A l’Est, un nouveau


Sous pression, les dirigeants du BCGO ont encore remodelé leur effectif, en évinçant notamment Woodmore et Stankovic. Le club veut mettre le paquet pour sortir la tête de l’eau, à l’heure d’affronter Sorgues, ce soir à domicile.

À première vue, ce n’est pas vraiment un cadeau que les instances dirigeantes de Gries-Oberhoffen ont fait à leurs supporters.

Ovidijus Varanauskas est la nouvelle recrue du BCGO, et il a déjà un défaut : le Lituanien présente un prénom et un nom imprononçables pour le commun des Alsaciens.

Il va falloir apprendre vite. « Il vient de Série A italienne. Même s’il avait un rôle mineur, il a joué les championnats du monde de 3-contre-3, et a fait partie de toutes les équipes nationales jusqu’en U20. Plus globalement, on connaît la culture et l’intelligence des joueurs de l’Est », distille Thomas Lotz, le manager des “géants verts”, à propos du joueur, qui a également pris part à quelques matches d’Eurocoupe l’an passé (son club a déposé le bilan, d’où sa venue).

Stankovic libéré

Exit donc DJ Woodmore, qui « n’a pas eu l’impact attendu ». « En discutant, on est assez vite tombé d’accord sur le constat : il s’est un peu éteint au fil des matches, alors que l’on attendait de lui qu’il soit un meneur d’hommes », observe Thomas Lotz.

Reste au nouveau venu Ovidijus Varanauskas d’assumer dès aujourd’hui cette responsabilité-là.

Le meneur lituanien, 1,87 m, blond au physique plutôt quelconque, semble en tout cas déjà prendre son rôle à cœur.

«Dès le premier entraînement, il replaçait les mecs sur le terrain », s’enthousiasme le manager.

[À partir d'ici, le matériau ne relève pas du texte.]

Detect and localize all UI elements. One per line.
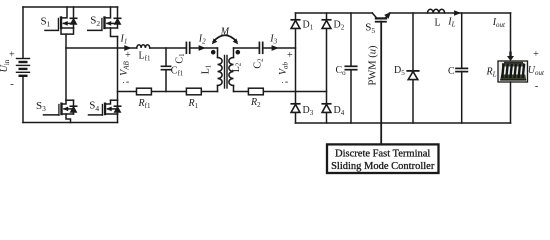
label Cf1	[171, 66, 184, 78]
svg-text:Vab: Vab	[278, 61, 290, 75]
wire: rectifier top rail	[296, 12, 373, 14]
label Uin	[0, 50, 15, 91]
svg-text:C: C	[448, 66, 455, 77]
label S5	[365, 22, 375, 35]
svg-text:Cf1: Cf1	[171, 66, 184, 78]
polarity dot primary	[211, 50, 216, 55]
wire: primary bottom (node B to L1)	[118, 91, 218, 93]
wire: left leg node A	[65, 34, 67, 100]
svg-text:Iout: Iout	[492, 17, 506, 29]
inductor L	[428, 9, 445, 13]
wire: Co branch	[350, 13, 352, 123]
inductor Lf1	[137, 45, 150, 48]
transistor S1	[45, 7, 77, 34]
svg-text:Lf1: Lf1	[139, 51, 151, 63]
svg-text:VAB: VAB	[119, 60, 131, 75]
label Lf1	[139, 51, 151, 63]
label D2	[334, 20, 345, 32]
label controller text	[331, 148, 435, 172]
current arrow Iout	[507, 52, 514, 62]
svg-text:D5: D5	[394, 65, 405, 77]
svg-text:S3: S3	[36, 100, 46, 113]
load RL picture	[498, 61, 528, 82]
svg-text:-: -	[126, 77, 129, 88]
current arrow I2	[199, 45, 206, 51]
label Rf1	[138, 98, 151, 110]
svg-text:D1: D1	[303, 20, 314, 32]
label D3	[303, 105, 314, 117]
transistor S5	[372, 12, 391, 22]
current arrow IL	[454, 10, 461, 15]
capacitor C2	[259, 42, 262, 53]
svg-text:S2: S2	[90, 15, 100, 28]
svg-text:D4: D4	[334, 105, 345, 117]
wire: input bridge bottom rail	[23, 122, 118, 124]
svg-text:C1: C1	[175, 53, 187, 64]
transistor S2	[88, 7, 121, 37]
resistor R2	[248, 88, 263, 95]
svg-text:.: .	[123, 76, 125, 85]
diode D3	[291, 104, 300, 113]
wire: right leg node B	[117, 37, 119, 101]
diode D2	[322, 20, 331, 29]
label Uout	[528, 49, 545, 92]
label L1	[201, 64, 213, 74]
svg-text:L: L	[435, 18, 441, 29]
svg-text:D2: D2	[334, 20, 345, 32]
mutual coupling arrow M	[212, 35, 238, 44]
label S3	[36, 100, 46, 113]
wire: rectifier right leg	[326, 13, 328, 123]
svg-text:Sliding Mode Controller: Sliding Mode Controller	[331, 161, 435, 172]
diode D4	[322, 104, 331, 113]
label D4	[334, 105, 345, 117]
polarity dot secondary	[236, 50, 241, 55]
svg-text:I1: I1	[120, 34, 128, 46]
battery Uin	[17, 59, 30, 76]
svg-text:-: -	[10, 78, 14, 90]
label RL	[486, 67, 497, 79]
capacitor C1	[186, 42, 189, 53]
svg-text:+: +	[9, 50, 15, 61]
wire: input bridge top rail	[23, 6, 118, 8]
svg-text:S1: S1	[41, 15, 51, 28]
label C2	[253, 58, 265, 69]
label D1	[303, 20, 314, 32]
capacitor C	[456, 68, 467, 71]
wire: output right drop	[510, 13, 512, 52]
svg-text:.: .	[282, 76, 284, 85]
wire: Cf1 branch vertical	[165, 48, 167, 92]
diode D5	[407, 71, 418, 80]
svg-text:S5: S5	[365, 22, 375, 35]
wire: rectifier left leg	[295, 13, 297, 123]
svg-text:Rf1: Rf1	[138, 98, 151, 110]
wire A from C1 to transformer	[190, 47, 218, 49]
current arrow I3	[272, 45, 279, 51]
svg-text:RL: RL	[486, 67, 497, 79]
transformer core	[225, 56, 228, 89]
svg-text:Uin: Uin	[0, 59, 11, 72]
wire A horizontal	[66, 47, 137, 49]
wire: load bottom lead	[510, 82, 512, 123]
diode D1	[291, 20, 300, 29]
resistor R1	[186, 88, 201, 95]
label C	[448, 66, 455, 77]
svg-text:Uout: Uout	[528, 65, 545, 77]
label L2	[231, 62, 243, 72]
svg-text:R1: R1	[188, 98, 199, 110]
wire: D5 branch	[412, 13, 414, 123]
label I3	[269, 34, 277, 46]
wire: battery top lead	[22, 7, 24, 58]
label M	[220, 27, 230, 38]
label S2	[90, 15, 100, 28]
controller box	[327, 144, 439, 173]
label Co	[336, 65, 347, 77]
label S4	[89, 100, 99, 113]
svg-text:+: +	[533, 49, 539, 60]
label S1	[41, 15, 51, 28]
transistor S4	[89, 100, 121, 122]
wire: C branch	[461, 13, 463, 123]
svg-text:-: -	[535, 81, 538, 92]
label D5	[394, 65, 405, 77]
label IL	[447, 17, 455, 29]
label Vab	[278, 50, 293, 88]
svg-text:I2: I2	[198, 34, 206, 46]
svg-text:L2: L2	[231, 62, 243, 72]
svg-text:-: -	[285, 77, 288, 88]
wire: secondary top (L2 to rectifier)	[234, 47, 296, 49]
svg-text:S4: S4	[89, 100, 99, 113]
wire: gate line from S5 to controller	[380, 22, 382, 145]
wire: rectifier bottom rail	[296, 122, 511, 124]
svg-text:M: M	[220, 27, 230, 38]
capacitor Cf1	[161, 66, 170, 69]
svg-text:IL: IL	[447, 17, 455, 29]
capacitor Co	[345, 66, 356, 69]
transistor S3	[44, 100, 77, 122]
wire: rectifier top rail right of S5	[390, 12, 511, 14]
label R2	[250, 97, 261, 109]
svg-text:+: +	[287, 50, 293, 61]
svg-text:Discrete Fast Terminal: Discrete Fast Terminal	[335, 148, 430, 159]
label C1	[175, 53, 187, 64]
label I2	[198, 34, 206, 46]
svg-text:L1: L1	[201, 64, 213, 74]
svg-text:PWM (u): PWM (u)	[368, 45, 379, 85]
label PWM (u)	[368, 45, 379, 85]
current arrow I1	[124, 45, 131, 51]
wire: secondary bottom (L2 to rectifier right leg)	[234, 91, 327, 93]
svg-text:I3: I3	[269, 34, 277, 46]
label Iout	[492, 17, 506, 29]
wire: battery bottom lead	[22, 77, 24, 123]
label I1	[120, 34, 128, 46]
svg-text:+: +	[125, 50, 131, 61]
svg-text:C2: C2	[253, 58, 265, 69]
transformer secondary L2	[229, 48, 234, 92]
transformer primary L1	[218, 48, 223, 92]
resistor Rf1	[137, 88, 152, 95]
wire A from Lf1 to C1	[150, 47, 187, 49]
label R1	[188, 98, 199, 110]
svg-text:R2: R2	[250, 97, 261, 109]
svg-text:D3: D3	[303, 105, 314, 117]
label L	[435, 18, 441, 29]
label VAB	[119, 50, 131, 88]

L’autre départ concerne l’un des derniers rescapés de l’épopée de l’an passé, Nemanja Stankovic. L’ailier serbe, confiné sur le banc depuis plusieurs semaines, a été libéré après trois saisons passées au club. La raison ? Justin Sedlak, sous le coup d’une sanction, « sera opérationnel jusqu’à Noël ».

« Dur comme fer »

Pour le BCGO, avant-dernier et présentant un bilan de trois victoires et neuf défaites, c’est une course contre-la-montre qui s’engage désormais pour tenter de sauver sa peau en N1, et ne pas faire l’ascenseur jusqu’en Nationale 2.

Autant dire que ce soir contre Sorgues, Gries-Oberhoffen doit absolument l’emporter sur son parquet, même si les automatismes entre le meneur lituanien et ses coéquipiers ne seront pas encore optimaux.

Les Vauclusiens, 15es , se présentent à la “Forest Arena” en concurrents directs au maintien.

« L’équipe visait un Top 5 en début de saison. Avec Geiger et Tarvydas, ils possèdent deux joueurs qui tournaient à 16 points par match l’an dernier en N1, et peuvent prendre feu à trois points », analyse Ludovic Pouillart, l’entraîneur.

Le BCGO est sur la corde raide, mais les dirigeants assurent « y croire dur comme fer ». C’est déjà ça.